Review: Interpol – A Fine Mess EP


A Fine Mess




Whatever the hell term you want to use in describing Interpol’s status in 2019 – let’s go with post imperial, just for now – they seem to be enjoying themselves more than ever.

The loss of Carlos Dengler seemed at the time more likely to affect the band’s symmetry rather than their output, and the trio’s work since has indeed carried much the same watermark as before, sixth album Marauder as reassuringly monochromatic as ever.

This sense of permanence has always been a big part of the appeal, of course, along with the New Yorker’s fastidious use of decades old weaponry, the grift an eye-of-the-needle skill for turning slight variation into an endlessly satisfying continuum.

A Fine Mess is the bus’ next stop, five songs which originated as part of the Marauder sessions with producer Dave Fridmann but that have been quite deliberately bent a little further out of shape since.
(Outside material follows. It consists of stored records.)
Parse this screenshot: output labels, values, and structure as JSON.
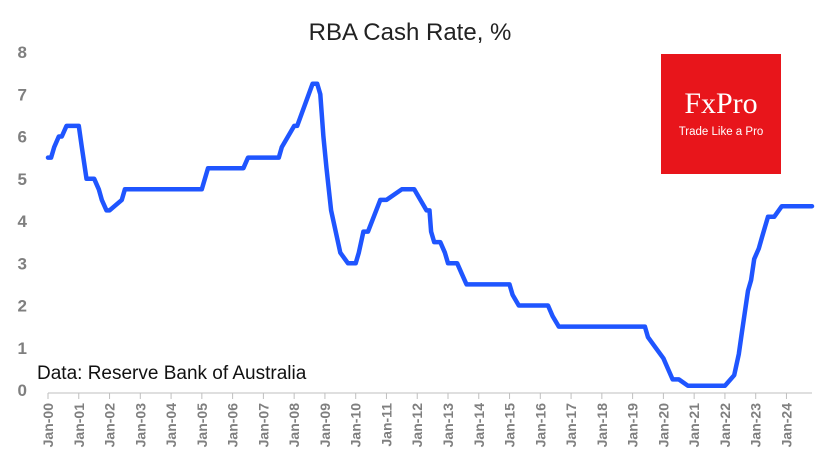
{
  "chart_data": {
    "type": "line",
    "title": "RBA Cash Rate, %",
    "note": "Data: Reserve Bank of Australia",
    "ylim": [
      0,
      8
    ],
    "yticks": [
      "0",
      "1",
      "2",
      "3",
      "4",
      "5",
      "6",
      "7",
      "8"
    ],
    "xlim": [
      2000.0,
      2024.83
    ],
    "xticks": [
      "Jan-00",
      "Jan-01",
      "Jan-02",
      "Jan-03",
      "Jan-04",
      "Jan-05",
      "Jan-06",
      "Jan-07",
      "Jan-08",
      "Jan-09",
      "Jan-10",
      "Jan-11",
      "Jan-12",
      "Jan-13",
      "Jan-14",
      "Jan-15",
      "Jan-16",
      "Jan-17",
      "Jan-18",
      "Jan-19",
      "Jan-20",
      "Jan-21",
      "Jan-22",
      "Jan-23",
      "Jan-24"
    ],
    "grid": false,
    "legend": "none",
    "line_color": "#1f55ff",
    "series": [
      {
        "x": [
          2000.0,
          2000.1,
          2000.2,
          2000.35,
          2000.45,
          2000.6,
          2000.7,
          2001.0,
          2001.1,
          2001.25,
          2001.5,
          2001.65,
          2001.75,
          2001.9,
          2002.0,
          2002.4,
          2002.5,
          2003.0,
          2004.0,
          2004.9,
          2005.0,
          2005.2,
          2006.0,
          2006.35,
          2006.5,
          2006.65,
          2006.75,
          2006.9,
          2007.0,
          2007.5,
          2007.6,
          2007.8,
          2008.0,
          2008.1,
          2008.6,
          2008.75,
          2008.85,
          2008.95,
          2009.05,
          2009.2,
          2009.5,
          2009.75,
          2009.9,
          2010.0,
          2010.1,
          2010.25,
          2010.4,
          2010.8,
          2011.0,
          2011.5,
          2011.8,
          2011.9,
          2012.3,
          2012.4,
          2012.45,
          2012.55,
          2012.75,
          2012.9,
          2013.0,
          2013.3,
          2013.45,
          2013.6,
          2013.75,
          2014.0,
          2014.5,
          2015.0,
          2015.1,
          2015.3,
          2015.45,
          2016.0,
          2016.25,
          2016.4,
          2016.6,
          2016.8,
          2017.0,
          2018.0,
          2019.0,
          2019.4,
          2019.5,
          2019.75,
          2020.0,
          2020.15,
          2020.3,
          2020.5,
          2020.8,
          2020.9,
          2021.0,
          2021.5,
          2022.0,
          2022.3,
          2022.45,
          2022.55,
          2022.65,
          2022.75,
          2022.85,
          2022.95,
          2023.1,
          2023.2,
          2023.3,
          2023.4,
          2023.6,
          2023.85,
          2024.0,
          2024.5,
          2024.83
        ],
        "y": [
          5.5,
          5.5,
          5.75,
          6.0,
          6.0,
          6.25,
          6.25,
          6.25,
          5.75,
          5.0,
          5.0,
          4.75,
          4.5,
          4.25,
          4.25,
          4.5,
          4.75,
          4.75,
          4.75,
          4.75,
          4.75,
          5.25,
          5.25,
          5.25,
          5.5,
          5.5,
          5.5,
          5.5,
          5.5,
          5.5,
          5.75,
          6.0,
          6.25,
          6.25,
          7.25,
          7.25,
          7.0,
          6.0,
          5.25,
          4.25,
          3.25,
          3.0,
          3.0,
          3.0,
          3.25,
          3.75,
          3.75,
          4.5,
          4.5,
          4.75,
          4.75,
          4.75,
          4.25,
          4.25,
          3.75,
          3.5,
          3.5,
          3.25,
          3.0,
          3.0,
          2.75,
          2.5,
          2.5,
          2.5,
          2.5,
          2.5,
          2.25,
          2.0,
          2.0,
          2.0,
          2.0,
          1.75,
          1.5,
          1.5,
          1.5,
          1.5,
          1.5,
          1.5,
          1.25,
          1.0,
          0.75,
          0.5,
          0.25,
          0.25,
          0.1,
          0.1,
          0.1,
          0.1,
          0.1,
          0.35,
          0.85,
          1.35,
          1.85,
          2.35,
          2.6,
          3.1,
          3.35,
          3.6,
          3.85,
          4.1,
          4.1,
          4.35,
          4.35,
          4.35,
          4.35
        ]
      }
    ]
  },
  "logo": {
    "brand": "FxPro",
    "tagline": "Trade Like a Pro",
    "color": "#e8151b"
  }
}
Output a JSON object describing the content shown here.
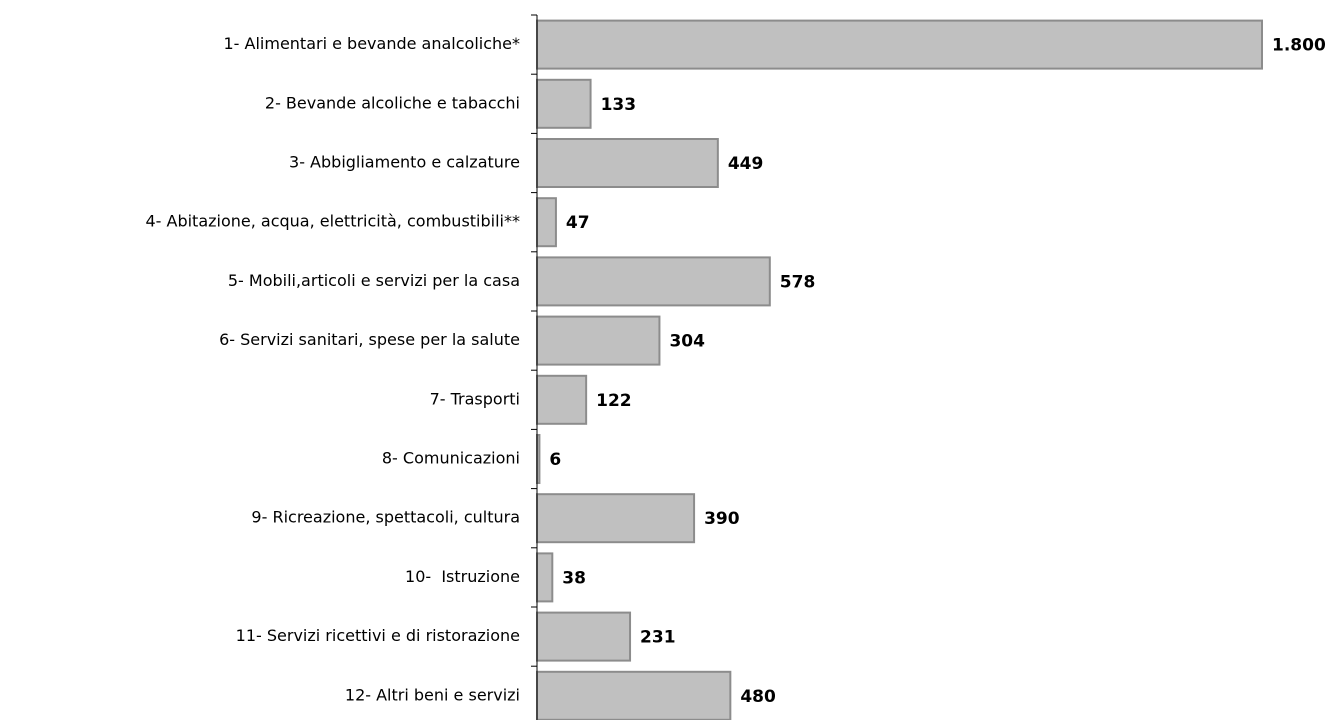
{
  "chart_data": {
    "type": "hbar",
    "categories": [
      "1- Alimentari e bevande analcoliche*",
      "2- Bevande alcoliche e tabacchi",
      "3- Abbigliamento e calzature",
      "4- Abitazione, acqua, elettricità, combustibili**",
      "5- Mobili,articoli e servizi per la casa",
      "6- Servizi sanitari, spese per la salute",
      "7- Trasporti",
      "8- Comunicazioni",
      "9- Ricreazione, spettacoli, cultura",
      "10-  Istruzione",
      "11- Servizi ricettivi e di ristorazione",
      "12- Altri beni e servizi"
    ],
    "values": [
      1800,
      133,
      449,
      47,
      578,
      304,
      122,
      6,
      390,
      38,
      231,
      480
    ],
    "value_labels": [
      "1.800",
      "133",
      "449",
      "47",
      "578",
      "304",
      "122",
      "6",
      "390",
      "38",
      "231",
      "480"
    ],
    "color": "#c0c0c0"
  }
}
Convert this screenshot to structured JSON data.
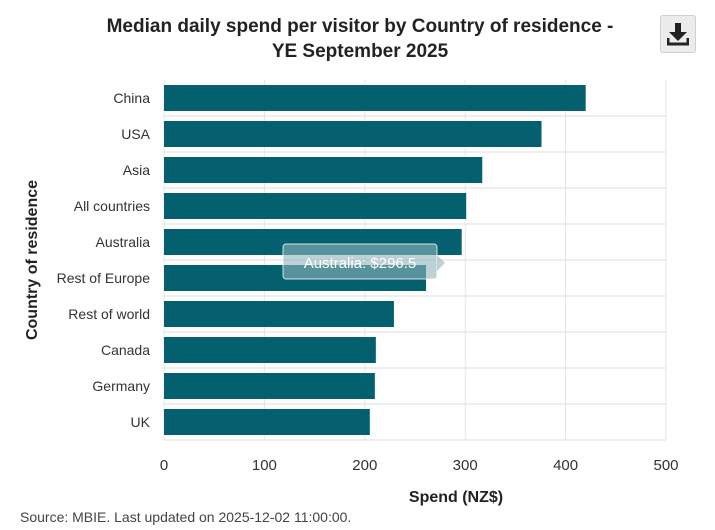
{
  "title_line1": "Median daily spend per visitor by Country of residence -",
  "title_line2": "YE September 2025",
  "source": "Source: MBIE. Last updated on 2025-12-02 11:00:00.",
  "tooltip": "Australia: $296.5",
  "icons": {
    "download": "download-icon"
  },
  "colors": {
    "bar": "#04606e"
  },
  "chart_data": {
    "type": "bar",
    "orientation": "horizontal",
    "title": "Median daily spend per visitor by Country of residence - YE September 2025",
    "xlabel": "Spend (NZ$)",
    "ylabel": "Country of residence",
    "xlim": [
      0,
      500
    ],
    "xticks": [
      0,
      100,
      200,
      300,
      400,
      500
    ],
    "grid": true,
    "categories": [
      "China",
      "USA",
      "Asia",
      "All countries",
      "Australia",
      "Rest of Europe",
      "Rest of world",
      "Canada",
      "Germany",
      "UK"
    ],
    "values": [
      420,
      376,
      317,
      301,
      296.5,
      261,
      229,
      211,
      210,
      205
    ]
  }
}
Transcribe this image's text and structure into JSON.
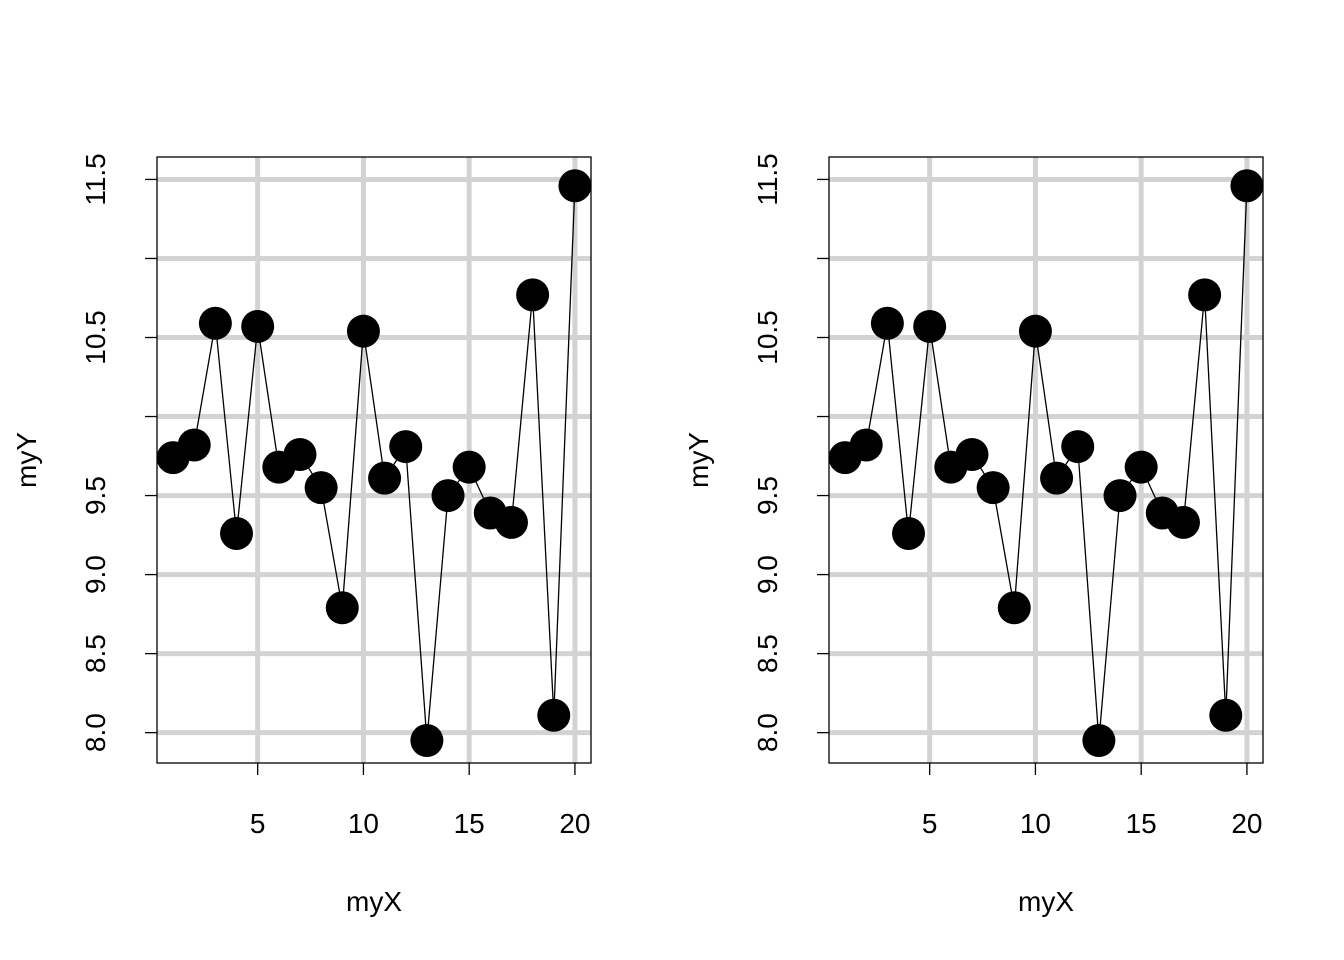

Opening with the title track, it’s immediately apparent that some scuffing up has taken place, the normally urbane vocals of Paul Banks grittily frayed, whilst the signature guitar work is more jagged and urgent.

Given the format and timing, you might have expected this to be a diversionary exercise, but as the atmospheres build across the icy, unforgiving Real Life and The Weekend’s evident paranoia (‘Please say this whole adventure is dialling in/The deep state, it’s all self-interest, leave it there’), the weight of contrary evidence is enough to have obsessives saluting the credentials of a unique chapter.

These are, however, men of process. No Big Deal features a slight loosening of the tourniquet and flits ‘From the beach..to the strip club’ as a salute to Banks & co.’s grandest traditions; closer Thrones could’ve been plucked from almost any location in the post-Dengler canon.

There’s something vaguely oxymoronic about its title that suits a Fine Mess perfectly; controlled but sometimes a little frantic, heading for a familiar line on the horizon but taking the scenic route to get there.

There are a dozen metaphors to describe where Interpol are at any given moment, but letting the grass grow under their feet isn’t one of them.